Unfortunately dental implants do not whiten. They can be cleaned by a hygienist, which may help them appear whiter. You should be sure to let your dentist know that you intend to whiten your teeth before the dental implants are fitted, so the shade can be adjusted.
Q. Should I brush my teeth before or after my breakfast?
There is actually no evidence to say whether you should brush before or after breakfast. The ideal situation would be to brush before breakfast, and then again half an hour after breakfast but most people are too busy in the mornings for such a routine.
Brushing before breakfast reassures you that the bacteria that has accumulated in your mouth over night is removed before it is given a food to turn into acid – however this can make your breakfast taste unpleasant. Brushing after breakfast can be damaging to your teeth if you have not waited half an hour (as the enamel softens slightly after meals and needs some time to harden again). I would recommend brushing before breakfast and then chewing xylitol gum on your way to work.
Q. Why should I be using mouthwash? My breath doesn’t smell so I’m not sure how it could benefit me.
Mouthwashes don’t only tackle bad breath – they are antibacterial and also contain fluoride, which helps strengthen your teeth. The best time to use mouthwash is at a different time to brushing (preferably after lunch) to kill the bacteria and give your teeth a boost of fluoride.
Q. My dental implants feel like they are moving – what should I do?
Make an appointment to see your dental implantologist as soon as you can. Dental implants are not 100% successful and can fail in some rare cases. A wobbly implant suggests that the titanium screw and jaw bone have not fused together correctly.
Dental implants are also susceptible to a type of gum disease – invading bacteria cause the tissue around the implant to break down, allowing it to wobble. Be sure to clean around your implants daily with either floss or interdental brushes.
Q. My front tooth got knocked about ten years ago and I think it is changing colour now. It seems to look darker than all the rest. Is there anything I can do?
The tooth sounds like it is either dead or dying due to the trauma. Though it may not be causing you any pain, it would be a good idea to have a root canal treatment done (a type of filling that goes down the root canal of the tooth) to rid the tooth of any dead tissue.
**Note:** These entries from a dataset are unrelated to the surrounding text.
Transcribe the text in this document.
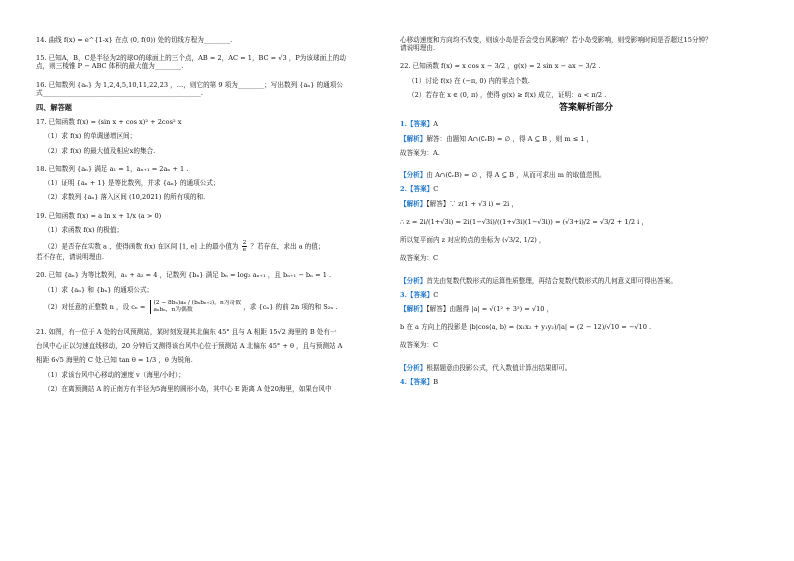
14. 曲线 f(x) = e^{1-x} 在点 (0, f(0)) 处的切线方程为________.
15. 已知A，B，C是半径为2的球O的球面上的三个点，AB = 2，AC = 1，BC = √3 ，P为该球面上的动
点，则三棱锥 P − ABC 体积的最大值为________.
16. 已知数列 {aₙ} 为 1,2,4,5,10,11,22,23 ，…，则它的第 9 项为________；写出数列 {aₙ} 的通项公
式________________________________________________.
四、解答题
17. 已知函数 f(x) = (sin x + cos x)² + 2cos² x
（1）求 f(x) 的单调递增区间；
（2）求 f(x) 的最大值及相应x的集合.
18. 已知数列 {aₙ} 满足 a₁ = 1，aₙ₊₁ = 2aₙ + 1 .
（1）证明 {aₙ + 1} 是等比数列，并求 {aₙ} 的通项公式；
（2）求数列 {aₙ} 落入区间 (10,2021) 的所有项的和.
19. 已知函数 f(x) = a ln x + 1/x (a > 0)
（1）求函数 f(x) 的极值；
（2）是否存在实数 a ，使得函数 f(x) 在区间 [1, e] 上的最小值为 $\frac{2}{e}$ ？若存在，求出 a 的值；
若不存在，请说明理由.
20. 已知 {aₙ} 为等比数列，a₁ + a₂ = 4 ，记数列 {bₙ} 满足 bₙ = log₂ aₙ₊₁ ，且 bₙ₊₁ − bₙ = 1 .
（1）求 {aₙ} 和 {bₙ} 的通项公式；
（2）对任意的正整数 n ，设 cₙ = (2 − 8bₙ)aₙ / (bₙbₙ₊₂)，n为奇数
aₙbₙ，n为偶数	，求 {cₙ} 的前 2n 项的和 S₂ₙ .
21. 如图，有一位于 A 处的台风预测站，某时刻发现其北偏东 45° 且与 A 相距 15√2 海里的 B 处有一
台风中心正以匀速直线移动，20 分钟后又测得该台风中心位于预测站 A 北偏东 45° + θ ，且与预测站 A
相距 6√5 海里的 C 处.已知 tan θ = 1/3 ，θ 为锐角.
（1）求该台风中心移动的速度 v（海里/小时）；
（2）在离预测站 A 的正南方有半径为5海里的圆形小岛，其中心 E 距离 A 处20海里，如果台风中
心移动速度和方向均不改变，则该小岛是否会受台风影响？若小岛受影响，则受影响时间是否超过15分钟？
请说明理由.
22. 已知函数 f(x) = x cos x − 3/2 ，g(x) = 2 sin x − ax − 3/2 .
（1）讨论 f(x) 在 (−π, 0) 内的零点个数.
（2）若存在 x ∈ (0, π) ，使得 g(x) ≥ f(x) 成立，证明：a < π/2 .
答案解析部分
1.【答案】A
【解析】解答：由题知 A∩(∁ᵣB) = ∅ ，得 A ⊆ B ，则 m ≤ 1 ，
故答案为：A.
【分析】由 A∩(∁ᵣB) = ∅ ，得 A ⊆ B ，从而可求出 m 的取值范围。
2.【答案】C
【解析】【解答】∵ z(1 + √3 i) = 2i ，
∴ z = 2i/(1+√3i) = 2i(1−√3i)/((1+√3i)(1−√3i)) = (√3+i)/2 = √3/2 + 1/2 i ，
所以复平面内 z 对应的点的坐标为 (√3/2, 1/2) ，
故答案为：C
【分析】首先由复数代数形式的运算性质整理，再结合复数代数形式的几何意义即可得出答案。
3.【答案】C
【解析】【解答】由题得 |a| = √(1² + 3²) = √10 ，
b 在 a 方向上的投影是 |b|cos⟨a, b⟩ = (x₁x₂ + y₁y₂)/|a| = (2 − 12)/√10 = −√10 .
故答案为：C
【分析】根据题意由投影公式，代入数值计算出结果即可。
4.【答案】B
The breakdown products of living tissue inside teeth can stain the dentine brown and yellow, meaning that some dead teeth look darker than others. You could have the tooth internally and externally bleached. This would involve having a small hole made at the back of the tooth that you can insert a tooth whitening bleach into at home, along with laying it over the front of the tooth. Speak to your dentist about root canal treatments and internal tooth whitening.
Q. Why do dentists call out numbers when they look at your teeth?
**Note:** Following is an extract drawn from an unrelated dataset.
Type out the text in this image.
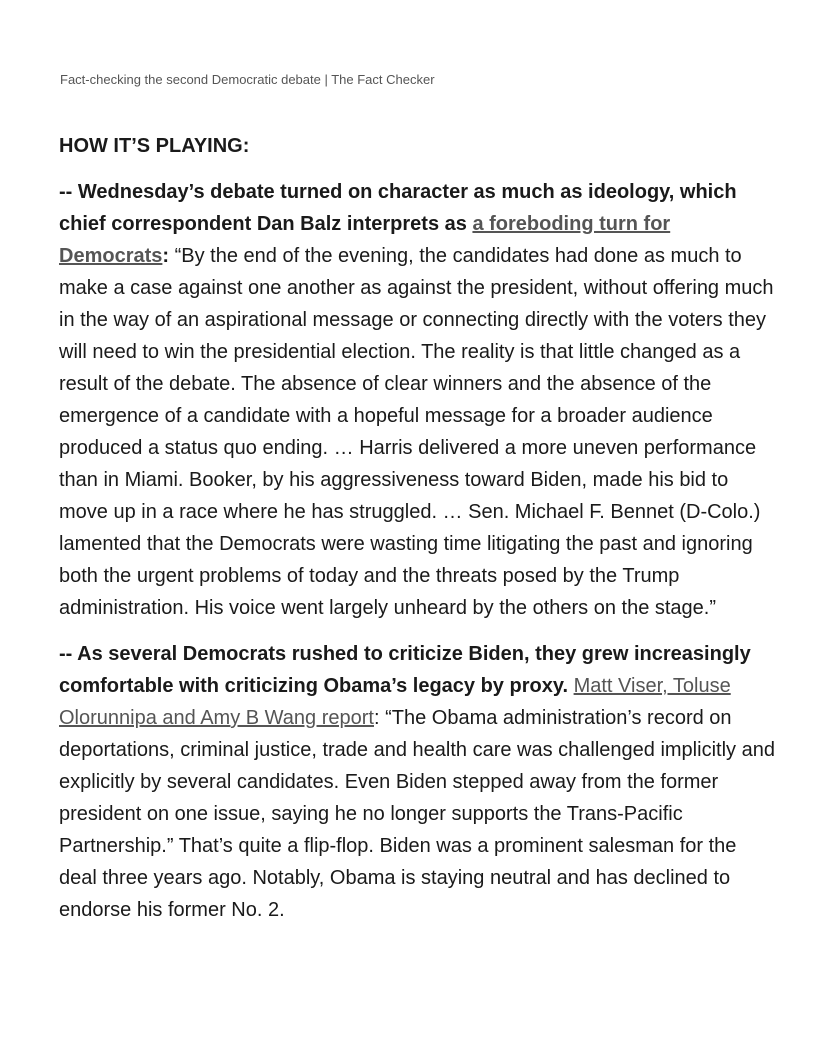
Fact-checking the second Democratic debate | The Fact Checker
HOW IT’S PLAYING:

-- Wednesday’s debate turned on character as much as ideology, which chief correspondent Dan Balz interprets as a foreboding turn for Democrats: “By the end of the evening, the candidates had done as much to make a case against one another as against the president, without offering much in the way of an aspirational message or connecting directly with the voters they will need to win the presidential election. The reality is that little changed as a result of the debate. The absence of clear winners and the absence of the emergence of a candidate with a hopeful message for a broader audience produced a status quo ending. … Harris delivered a more uneven performance than in Miami. Booker, by his aggressiveness toward Biden, made his bid to move up in a race where he has struggled. … Sen. Michael F. Bennet (D-Colo.) lamented that the Democrats were wasting time litigating the past and ignoring both the urgent problems of today and the threats posed by the Trump administration. His voice went largely unheard by the others on the stage.”

-- As several Democrats rushed to criticize Biden, they grew increasingly comfortable with criticizing Obama’s legacy by proxy. Matt Viser, Toluse Olorunnipa and Amy B Wang report: “The Obama administration’s record on deportations, criminal justice, trade and health care was challenged implicitly and explicitly by several candidates. Even Biden stepped away from the former president on one issue, saying he no longer supports the Trans-Pacific Partnership.” That’s quite a flip-flop. Biden was a prominent salesman for the deal three years ago. Notably, Obama is staying neutral and has declined to endorse his former No. 2.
Normally when a dentist speaks to his/her nurse during your examination, it is merely to inform them which teeth and fillings you have. Each tooth is allocated a different number. They may also mention teeth that need some treatment doing, but not every number you hear suggests you need work done!
Dentists will also check your gums for disease and will grade their findings on a scale from 0-4, where 0 means healthy gums and 4 means severe gum disease. Ask the dentist to clarify if you are ever unsure about what they have said, or you do not understand.